Eve wrote down the contact info as Tish rattled it off.

“She’s under police protection and medical care, Miss DeSilva. I can’t say if she’ll agree to see you. And we’re in the middle of a blizzard.”

“You don’t know from blizzards,” she said with frank and amused derision. “I’ll get there, and she’ll see me.”

Eve simply raised her eyebrows as the screen went blank.

She weighed the idea of contacting the parents immediately, decided to let their daughter relay the situation first. Thinking through the conversation, the reactions, she rose to update her board.

She added all three DeSilvas, connecting them to Daphne.

She wrote up the conversation, added it to her case notes. She sent a copy to Mira as she wanted a shrink’s take on the sister’s reaction and statements.

Poisoned, infected, controlled.

Clearly, the foster family had been cut loose, cut off. And, yeah, she could believe Strazza had manipulated that. Why? Likely for the same pathology as the killer. For control and power over another.

Though she’d set Peabody on the task, Eve took a good look at the bartender/actor. No violent incidents on record didn’t mean he didn’t have violence under the mask.

When Roarke came in, she was adding him to the board.

“You have a suspect?”

“I have a person to look at harder. Actor—that’s what he lists as his profession, though he makes his living tending bar at Jacko’s. He hits a couple notes.”

“So you’ll push buttons, see if he plays the whole tune.”

“Yeah. Nice colorful metaphor. I spoke with Daphne’s sister—the guardians’ daughter. She clearly despised Strazza, clearly blames him for them being out of touch with Daphne. Parents are in Fiji on a big vacation. I’m letting her contact them, tell them. If it wasn’t for the severity of the attack on Daphne, I’d actually look closer at the sister. Taking a look anyway.”

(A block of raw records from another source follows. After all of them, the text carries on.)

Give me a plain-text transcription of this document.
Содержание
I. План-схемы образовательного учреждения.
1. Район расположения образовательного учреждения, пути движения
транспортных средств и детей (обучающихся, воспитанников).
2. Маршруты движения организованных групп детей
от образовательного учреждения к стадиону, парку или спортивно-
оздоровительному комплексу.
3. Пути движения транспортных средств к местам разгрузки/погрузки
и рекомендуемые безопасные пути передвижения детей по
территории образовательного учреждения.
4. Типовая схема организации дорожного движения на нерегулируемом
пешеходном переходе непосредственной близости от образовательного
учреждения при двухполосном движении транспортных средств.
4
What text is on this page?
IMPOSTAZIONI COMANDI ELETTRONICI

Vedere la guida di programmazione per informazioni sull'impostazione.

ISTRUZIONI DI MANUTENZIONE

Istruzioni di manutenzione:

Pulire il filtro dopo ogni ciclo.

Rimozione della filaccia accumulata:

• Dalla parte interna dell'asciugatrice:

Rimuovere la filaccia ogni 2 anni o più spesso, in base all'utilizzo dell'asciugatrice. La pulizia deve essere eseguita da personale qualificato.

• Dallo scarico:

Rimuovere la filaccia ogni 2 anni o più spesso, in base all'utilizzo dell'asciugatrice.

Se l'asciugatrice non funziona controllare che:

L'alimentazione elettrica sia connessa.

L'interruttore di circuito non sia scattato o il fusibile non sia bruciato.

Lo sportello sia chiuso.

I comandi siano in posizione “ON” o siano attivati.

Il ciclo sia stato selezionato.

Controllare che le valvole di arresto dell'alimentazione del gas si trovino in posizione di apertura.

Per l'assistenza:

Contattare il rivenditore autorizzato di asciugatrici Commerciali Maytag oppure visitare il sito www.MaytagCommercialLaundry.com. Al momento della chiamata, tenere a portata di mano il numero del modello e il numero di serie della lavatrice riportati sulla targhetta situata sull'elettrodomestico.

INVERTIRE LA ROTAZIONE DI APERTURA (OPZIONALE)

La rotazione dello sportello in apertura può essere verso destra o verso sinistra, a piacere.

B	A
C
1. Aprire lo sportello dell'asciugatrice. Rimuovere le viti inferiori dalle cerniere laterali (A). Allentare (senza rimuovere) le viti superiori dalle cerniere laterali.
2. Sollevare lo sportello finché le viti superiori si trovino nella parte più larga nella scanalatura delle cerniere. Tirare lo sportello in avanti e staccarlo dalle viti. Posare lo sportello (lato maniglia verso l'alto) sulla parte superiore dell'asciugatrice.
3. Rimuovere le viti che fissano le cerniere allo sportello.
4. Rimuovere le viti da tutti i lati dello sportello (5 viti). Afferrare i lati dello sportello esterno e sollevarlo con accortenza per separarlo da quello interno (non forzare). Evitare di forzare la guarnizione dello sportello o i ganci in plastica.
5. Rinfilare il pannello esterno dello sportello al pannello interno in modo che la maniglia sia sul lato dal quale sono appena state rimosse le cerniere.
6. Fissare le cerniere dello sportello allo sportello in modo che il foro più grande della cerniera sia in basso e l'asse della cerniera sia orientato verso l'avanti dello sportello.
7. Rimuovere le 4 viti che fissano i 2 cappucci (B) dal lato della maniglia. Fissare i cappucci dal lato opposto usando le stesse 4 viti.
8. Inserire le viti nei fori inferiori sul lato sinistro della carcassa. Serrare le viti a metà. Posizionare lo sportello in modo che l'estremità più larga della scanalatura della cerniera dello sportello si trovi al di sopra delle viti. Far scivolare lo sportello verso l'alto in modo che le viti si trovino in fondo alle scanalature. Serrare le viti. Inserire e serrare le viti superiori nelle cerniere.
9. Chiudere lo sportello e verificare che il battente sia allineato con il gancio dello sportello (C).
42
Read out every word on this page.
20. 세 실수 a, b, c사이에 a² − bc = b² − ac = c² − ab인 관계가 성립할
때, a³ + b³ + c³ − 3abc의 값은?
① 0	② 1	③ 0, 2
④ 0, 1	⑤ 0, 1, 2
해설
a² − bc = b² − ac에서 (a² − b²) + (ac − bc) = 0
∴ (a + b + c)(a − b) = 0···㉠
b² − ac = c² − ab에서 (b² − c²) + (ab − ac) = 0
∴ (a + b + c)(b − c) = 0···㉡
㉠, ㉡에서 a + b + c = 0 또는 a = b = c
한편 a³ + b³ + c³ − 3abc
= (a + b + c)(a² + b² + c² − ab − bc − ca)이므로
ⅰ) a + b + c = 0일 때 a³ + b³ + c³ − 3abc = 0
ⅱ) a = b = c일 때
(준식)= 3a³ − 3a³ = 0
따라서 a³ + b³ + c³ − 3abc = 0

“As you will at the parents.”

“Yeah. Gotta cross the i’s, dot the t’s. I know it’s the other way around,” she said before Roarke could correct her. “But that gets boring.”

“Speaking of boring, Strazza’s financial didn’t present any challenge at all. He’s a cautious investor, has a few pet charities, though he’s a bit stingy even there. The house itself is worth what I estimated, but it’s mortgaged for a bit more than half of that.”

“So she won’t exactly be rolling in it.”

“Well now, it’s better than a poke in the eye—though a spouse might see it as one. His first walked away with five million, which—as I thought you might want to know, and I certainly did—she used to purchase a sheep station in Porongurup—that’s Australia.”

“Why do sheep need a station? Are they catching trains? Where are they going? Why do they have to go there?”

“I imagine they find themselves herded onto trains from time to time, but a sheep station’s a ranch.”

“Then why do they call it a station?”

“Blame the Aussies. In any case,” he continued before she could take him further into the weeds, “she invested a bit more than half of the settlement in the property and the sheep. Appears to be making it work well enough. I also found no travel out of Australia for her in more than three years. Absolutely none to New York.”